Полк получал усиленную поддержку артиллерии. А к полудню прислали людское пополнение.

Последнее обстоятельство и обрадовало и вместе с тем озаботило Шубникова. Своих гвардейцев, испытанных во многих боях, он знал хорошо, а что собою представляли новички и как они будут вести себя в бою, было неизвестно. Люди новые, еще не успели проникнуться боевыми традициями полка — и сразу должны итти на штурм.

Шубников поделился своими мыслями с начальником штаба гвардии подполковником Корчагиным и замполитом гвардии майором Денисовым.

— Лучше бы, конечно, прислали их хоть дня за два, — произнес Корчагин, поправляя очки.

— Все будет хорошо, — уверенно сказал Денисов. — Ты же видел пополнение: народ хороший, а если между ними и попадется малодушный, так наши бойцы заставят итти за собой. Я в наших людей крепко верю.

— Я сейчас пройду в батальон Зарубина, — сказал, помолчав, Денисов, — посмотрю, как там новых устроили.

— Хорошо, — кивнул Шубников, — а я в первый батальон загляну.

— Между прочим, — сказал Корчагин замполиту, — к Зарубину корреспондент пришел.

— А что ему там делать? — вдруг спросил Шубников. — Ведь ничего не увидит. Ты, Семен Иванович, — обратился он к Корчагину, — позвони в батальон, пригласи этого корреспондента сюда. Скажи, что я прошу его зайти.

Наблюдательный пункт командира полка находился на скате соседней высоты. В нем было просторно и прохладно. Возле узкой смотровой щели, замаскированной снаружи ветвями кустарника, была укреплена на подвижном кронштейне стереотруба и стояла высокая табуретка для наблюдателя. Когда пришел Серегин, на НП был Корчагин и связные. Увидев Серегина, Корчагин воскликнул:

— Смотрите-ка! Друзья встречаются вновь. Капитан Серегин, если мне память не изменяет?

— Память у вас завидная, — ответил Серегин, польщенный тем, что начальник штаба запомнил его фамилию.

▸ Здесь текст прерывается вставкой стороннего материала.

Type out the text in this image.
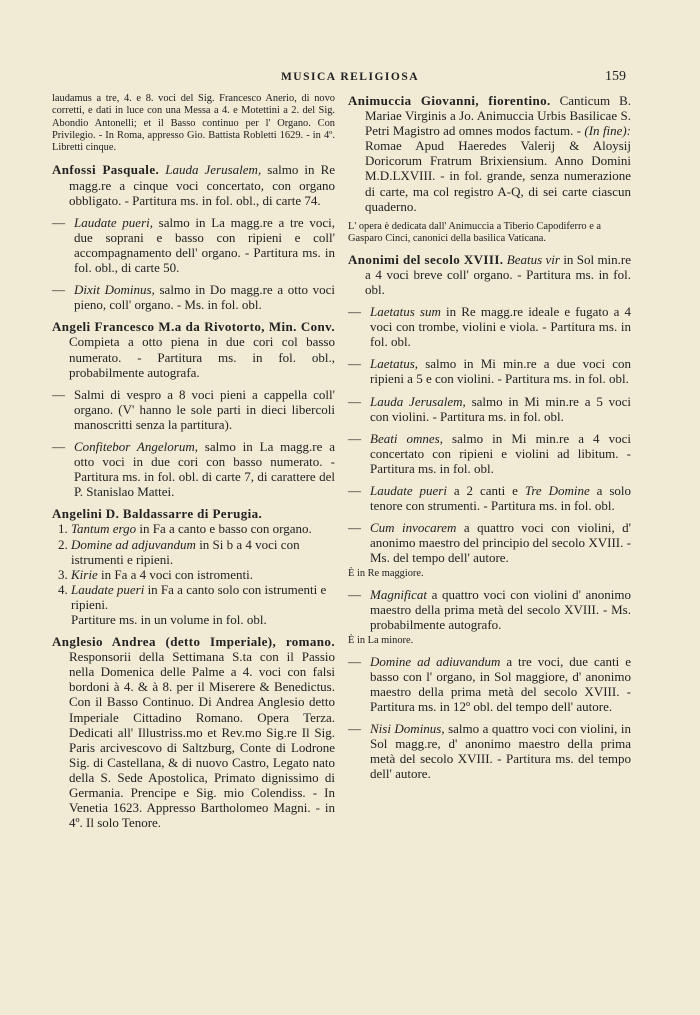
MUSICA RELIGIOSA	159

laudamus a tre, 4. e 8. voci del Sig. Francesco Anerio, di novo corretti, e dati in luce con una Messa a 4. e Motettini a 2. del Sig. Abondio Antonelli; et il Basso continuo per l' Organo. Con Privilegio. - In Roma, appresso Gio. Battista Robletti 1629. - in 4º. Libretti cinque.

Anfossi Pasquale. Lauda Jerusalem, salmo in Re magg.re a cinque voci concertato, con organo obbligato. - Partitura ms. in fol. obl., di carte 74.

— Laudate pueri, salmo in La magg.re a tre voci, due soprani e basso con ripieni e coll' accompagnamento dell' organo. - Partitura ms. in fol. obl., di carte 50.

— Dixit Dominus, salmo in Do magg.re a otto voci pieno, coll' organo. - Ms. in fol. obl.

Angeli Francesco M.a da Rivotorto, Min. Conv. Compieta a otto piena in due cori col basso numerato. - Partitura ms. in fol. obl., probabilmente autografa.

— Salmi di vespro a 8 voci pieni a cappella coll' organo. (V' hanno le sole parti in dieci libercoli manoscritti senza la partitura).

— Confitebor Angelorum, salmo in La magg.re a otto voci in due cori con basso numerato. - Partitura ms. in fol. obl. di carte 7, di carattere del P. Stanislao Mattei.

Angelini D. Baldassarre di Perugia.

1. Tantum ergo in Fa a canto e basso con organo.
2. Domine ad adjuvandum in Si b a 4 voci con istrumenti e ripieni.
3. Kirie in Fa a 4 voci con istromenti.
4. Laudate pueri in Fa a canto solo con istrumenti e ripieni.

Partiture ms. in un volume in fol. obl.

Anglesio Andrea (detto Imperiale), romano. Responsorii della Settimana S.ta con il Passio nella Domenica delle Palme a 4. voci con falsi bordoni à 4. & à 8. per il Miserere & Benedictus. Con il Basso Continuo. Di Andrea Anglesio detto Imperiale Cittadino Romano. Opera Terza. Dedicati all' Illustriss.mo et Rev.mo Sig.re Il Sig. Paris arcivescovo di Saltzburg, Conte di Lodrone Sig. di Castellana, & di nuovo Castro, Legato nato della S. Sede Apostolica, Primato dignissimo di Germania. Prencipe e Sig. mio Colendiss. - In Venetia 1623. Appresso Bartholomeo Magni. - in 4º. Il solo Tenore.

Animuccia Giovanni, fiorentino. Canticum B. Mariae Virginis a Jo. Animuccia Urbis Basilicae S. Petri Magistro ad omnes modos factum. - (In fine): Romae Apud Haeredes Valerij & Aloysij Doricorum Fratrum Brixiensium. Anno Domini M.D.LXVIII. - in fol. grande, senza numerazione di carte, ma col registro A-Q, di sei carte ciascun quaderno.

L' opera è dedicata dall' Animuccia a Tiberio Capodiferro e a Gasparo Cinci, canonici della basilica Vaticana.

Anonimi del secolo XVIII. Beatus vir in Sol min.re a 4 voci breve coll' organo. - Partitura ms. in fol. obl.

— Laetatus sum in Re magg.re ideale e fugato a 4 voci con trombe, violini e viola. - Partitura ms. in fol. obl.

— Laetatus, salmo in Mi min.re a due voci con ripieni a 5 e con violini. - Partitura ms. in fol. obl.

— Lauda Jerusalem, salmo in Mi min.re a 5 voci con violini. - Partitura ms. in fol. obl.

— Beati omnes, salmo in Mi min.re a 4 voci concertato con ripieni e violini ad libitum. - Partitura ms. in fol. obl.

— Laudate pueri a 2 canti e Tre Domine a solo tenore con strumenti. - Partitura ms. in fol. obl.

— Cum invocarem a quattro voci con violini, d' anonimo maestro del principio del secolo XVIII. - Ms. del tempo dell' autore.

È in Re maggiore.

— Magnificat a quattro voci con violini d' anonimo maestro della prima metà del secolo XVIII. - Ms. probabilmente autografo.

È in La minore.

— Domine ad adiuvandum a tre voci, due canti e basso con l' organo, in Sol maggiore, d' anonimo maestro della prima metà del secolo XVIII. - Partitura ms. in 12º obl. del tempo dell' autore.

— Nisi Dominus, salmo a quattro voci con violini, in Sol magg.re, d' anonimo maestro della prima metà del secolo XVIII. - Partitura ms. del tempo dell' autore.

— Опять вы с нами наступать решили? Командир полка будет рад. Он вас вспоминал. Хотите взглянуть на поле будущего боя?

Серегин взобрался на табуретку и приник к стереотрубе. Очень близко он увидел серый от пыли склон, перерезанный наискось ходом сообщения, по которому медленно плыли вверх две каски. Следя за их неторопливым передвижением, Серегин поднимал линзы стереотрубы выше, выше — и вдруг потерял из виду и каски и ход сообщения. Перед его глазами возник первозданный хаос. Освещаемая ярким солнцем, черно-серая, похожая на прах земля, как взбаламученное и внезапно застывшее море, зыбилась высокими волнами. Кое-где глаз находил детали: развернутый тюльпаном ракетный стакан «катюши», полузасыпанную землей, смятую каску, стабилизатор бомбы. Но они сейчас же терялись, и снова — найти их в этом месиве было уже невозможно.